Among policy-makers, ILO constituents and the general public alike, there is a growing consensus that the current trend of rising inequality is not only undesirable, but also unsustainable. Inequality is manifested in both opportunities and outcomes. From the ILO perspective, inequality of opportunity refers to obstacles workers face in gaining entry into decent jobs in the labour market. Inequality of outcomes refers to labour market outcomes, to earnings and benefits for workers and their families. Inequality is also manifested in broader dichotomies of workers: men and women, formal and informal, rural and urban, protected and unprotected, organized and unorganized.

Progressive taxation and cash transfers to low-income households are commonly used to counter inequality. But labour market institutions and related economic and social policies are also potentially powerful in countering inequality. Labour market institutions and policies impact inequality through their threefold function of matching labour supply and demand, improving the quality of the labour force and cultivating a sense of justice. Yet, the global debate on labour markets is dominated by the prescription that deregulated, flexible labour markets are “more efficient.” The financial crisis commencing in 2007 might interact with labour markets and lead to a further deterioration of wage distributions. Previous crises have often left behind persistent wage inequalities, including on gender earnings gaps.

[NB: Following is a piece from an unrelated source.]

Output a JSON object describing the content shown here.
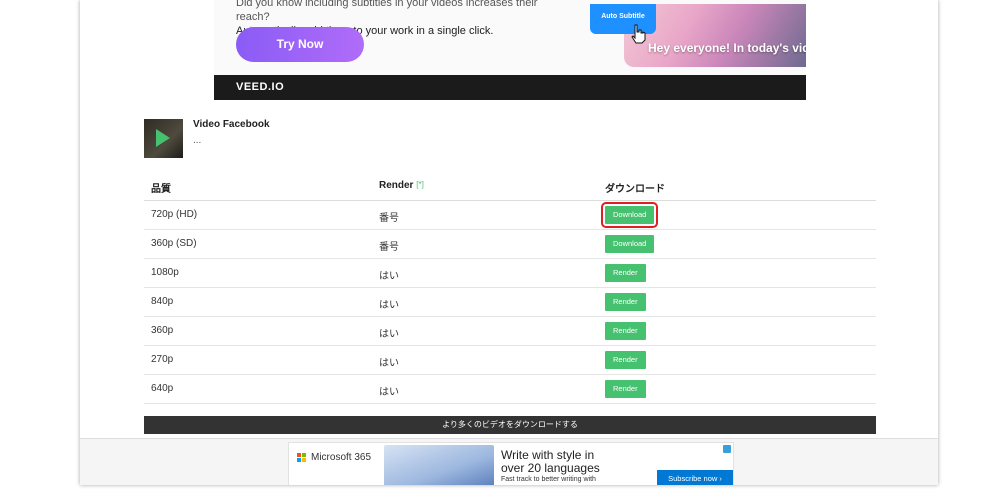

The Policy Integration Department’s work programme on inequality includes:

  • Research with the explicit objective to inform policy making, to provide our constituents with practical/usable knowledge on policy tools, and thus to contribute to more coherent policy-making. This research will endeavour to move beyond the deregulation versus regulation debates, focusing rather on the design and implementation of specific policies and what constitutes good and bad policy-making within countries- and time-specific contexts.